- Directed by: William Berke
- Written by: Maxwell Shane (original screenplay)
- Produced by: L.B. Merman (associate producer) William H. Pine (producer) William C. Thomas (producer)
- Starring: Robert Lowery
- Cinematography: Fred Jackman Jr.
- Edited by: Howard A. Smith
- Music by: Willy Stahl
- Color process: Black and white
- Production company: Pine-Thomas Productions
- Distributed by: Paramount Pictures
- Release date: February 26, 1944;
- Running time: 74 minutes
- Country: United States
- Language: English

= The Navy Way =

1944 film by William A. Berke

The Navy Way is a 1944 American war film directed by William Berke concentrating on US Navy recruit training with many sequences filmed at the Great Lakes Naval Training Center. The film had its premiere at the Genesee Theatre in nearby Waukegan, Illinois.

==Plot==
Five men enlist in the navy: Frankie, who did it after finding his fiancée Agnes in the arms of another man; Malcolm, a millionaire; Billy, who has never left home and whose father died in World War One; rancher Steve, whose son died in battle; and boxer Johnny, who was drafted.

The five men are in the same company. Steve becomes a father figure to Billy but Johnny is resentful about his boxing career being interrupted. Johnny falls for Ellen, a WAVE.

Johnny wins a fight for his company with a broken hand, impressing the others, although he has constant discipline problems.

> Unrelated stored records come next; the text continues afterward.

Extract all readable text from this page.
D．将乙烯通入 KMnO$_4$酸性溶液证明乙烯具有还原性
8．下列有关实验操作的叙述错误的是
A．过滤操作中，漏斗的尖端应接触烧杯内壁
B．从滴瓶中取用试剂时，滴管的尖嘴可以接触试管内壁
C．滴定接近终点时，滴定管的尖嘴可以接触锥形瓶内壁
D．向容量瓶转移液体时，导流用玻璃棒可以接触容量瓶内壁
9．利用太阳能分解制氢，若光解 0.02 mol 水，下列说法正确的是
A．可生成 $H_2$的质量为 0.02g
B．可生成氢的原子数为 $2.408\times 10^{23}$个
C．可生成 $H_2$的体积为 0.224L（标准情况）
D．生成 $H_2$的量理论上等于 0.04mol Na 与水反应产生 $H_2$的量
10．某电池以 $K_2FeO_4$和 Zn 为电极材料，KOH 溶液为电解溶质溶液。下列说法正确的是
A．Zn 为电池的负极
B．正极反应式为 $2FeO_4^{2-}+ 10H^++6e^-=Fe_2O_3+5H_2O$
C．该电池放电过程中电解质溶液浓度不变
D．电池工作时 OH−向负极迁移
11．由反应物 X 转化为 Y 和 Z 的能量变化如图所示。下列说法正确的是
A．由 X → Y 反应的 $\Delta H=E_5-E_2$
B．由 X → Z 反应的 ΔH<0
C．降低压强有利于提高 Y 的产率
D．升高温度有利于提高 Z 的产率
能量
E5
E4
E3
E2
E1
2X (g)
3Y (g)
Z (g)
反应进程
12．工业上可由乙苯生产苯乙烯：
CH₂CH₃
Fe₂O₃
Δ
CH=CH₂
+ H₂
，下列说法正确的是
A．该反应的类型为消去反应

During a training exercise Johnny saves Steve from drowning. Frankie and Agnes get married and Ellen and Malcolm fall in love. Johnny finds out and goes on a drunken binge with Malcolm's ex, Trudy. Malcolm tries to get Johnny to come back to base before he gets in trouble but Johnny beats him up.

Johnny takes full responsibility and faces a court martial. Johnny's parents plead his case as does Chaplain Benson. Johnny is given a second chance and the friends go off to fight together.

== Cast ==
- Robert Lowery as Johnny Zumano aka Johnny Jersey
- Jean Parker as Ellen Sayre
- William Henry as Malcolm Randall
- Roscoe Karns as Frankie Gimble
- Sharon Douglas as Trudy
- Robert Armstrong as CPO Harper
- Tom Keene as Steve Appleby
- Larry Nunn as Billy Jamison
- Mary Treen as Agnes
- Wallace Pindell as Sailor Joslin
- John 'Skins' Miller as Recruit Pop Lacy
- Joseph Crehan as Chaplain Benson
- Commander Hjalmar F. Hanson as Great Lakes Naval Station Choir Director
- Art Lasky as Fighter
- John J. 'Red' Madigan as Sailor

==Production==
In July 1943 Pine Thomas announced that Jean Parker and Russell Hayden would star and that the film would be shot at the Great Lakes Naval Training School. In September William Henry had replaced Hayden as the lead. Tom Keene signed to play a role under the name "Richard Powers". Jean Parker made the film as the first of a new three-picture contract with Pine-Thomas. The other male lead was given to Robert Lowery, who was signed by Pine Thomas to a long-term contract.

==Reception==
The film had its world premiere in late March 1944 at the Great Lakes Naval Training Station.